In [1]:
!pip install pandas pyreadstat



In [2]:
import pandas as pd
import xml.etree.ElementTree as ET
import json

In [7]:
dicx_path = "CEN24.dicX"
output_path = "pre.fields.json"

In [8]:
tree = ET.parse(dicx_path)
root = tree.getroot()

fields = []

for var in root.findall(".//variable"):
    name = var.findtext("name", default="").strip().upper()
    dtype = var.findtext("varType", default="string").strip().lower()
    label = var.findtext("label", default=name).strip()
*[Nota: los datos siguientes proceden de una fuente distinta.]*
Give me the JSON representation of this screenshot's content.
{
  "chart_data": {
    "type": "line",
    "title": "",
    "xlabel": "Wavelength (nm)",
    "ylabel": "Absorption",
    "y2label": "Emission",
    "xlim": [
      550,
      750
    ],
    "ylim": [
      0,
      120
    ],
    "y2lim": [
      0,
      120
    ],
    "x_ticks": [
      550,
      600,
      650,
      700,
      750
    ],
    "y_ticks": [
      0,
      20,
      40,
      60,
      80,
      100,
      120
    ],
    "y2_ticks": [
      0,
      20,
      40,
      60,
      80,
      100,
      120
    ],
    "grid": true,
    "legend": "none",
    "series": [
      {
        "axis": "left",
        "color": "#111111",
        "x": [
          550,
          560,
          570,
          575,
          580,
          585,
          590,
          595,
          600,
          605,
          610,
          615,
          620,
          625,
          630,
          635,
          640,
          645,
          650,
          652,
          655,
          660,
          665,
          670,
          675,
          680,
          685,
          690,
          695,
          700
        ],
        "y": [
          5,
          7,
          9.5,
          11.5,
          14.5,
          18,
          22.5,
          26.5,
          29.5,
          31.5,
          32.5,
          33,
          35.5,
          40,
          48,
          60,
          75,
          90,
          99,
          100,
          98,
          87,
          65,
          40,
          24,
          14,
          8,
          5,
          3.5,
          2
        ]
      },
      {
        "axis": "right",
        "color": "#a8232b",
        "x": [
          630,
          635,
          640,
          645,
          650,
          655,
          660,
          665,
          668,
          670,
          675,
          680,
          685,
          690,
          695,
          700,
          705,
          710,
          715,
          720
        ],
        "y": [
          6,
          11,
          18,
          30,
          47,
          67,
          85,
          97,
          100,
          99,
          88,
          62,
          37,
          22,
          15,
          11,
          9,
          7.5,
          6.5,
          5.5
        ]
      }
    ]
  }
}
    # Extraer mapeo de valueLabels si existen
    vlabels_mapping = {}
    value_labels_node = var.find("valueLabels")
    if value_labels_node is not None:
        for elem in value_labels_node.findall("valueLabelElement"):
            value_text = elem.findtext("value", default="").strip()
            label_text = elem.findtext("label", default="").strip()
            if value_text:
                vlabels_mapping[value_text] = label_text

    type_map = {
        "integer": "integer",
        "numeric": "number",
        "string": "string",
        "date": "date",
    }
    ftype = type_map.get(dtype, "string")

    categories = []
    for cat in var.findall("Category"):
        code = cat.attrib.get("code")
        if code is not None:
            try:
                code = code  # int(code)
            except ValueError:
                pass
            categories.append(code)

    field = {"name": name, "title": label, "type": ftype}
    if categories:
        field["constraints"] = {"enum": categories}
    elif vlabels_mapping:
        # Si no hay categorías pero se encontró valueLabels, se usa el mapeo
        field["constraints"] = {"enum": list(vlabels_mapping.keys())}
        field["valueLabels"] = vlabels_mapping

    fields.append(field)

In [9]:
with open(output_path, "w", encoding="utf-8") as f:
    json.dump(fields, f, indent=2, ensure_ascii=False)

print(f"✅ Fields generado en {output_path}")

✅ Fields generado en pre.fields.json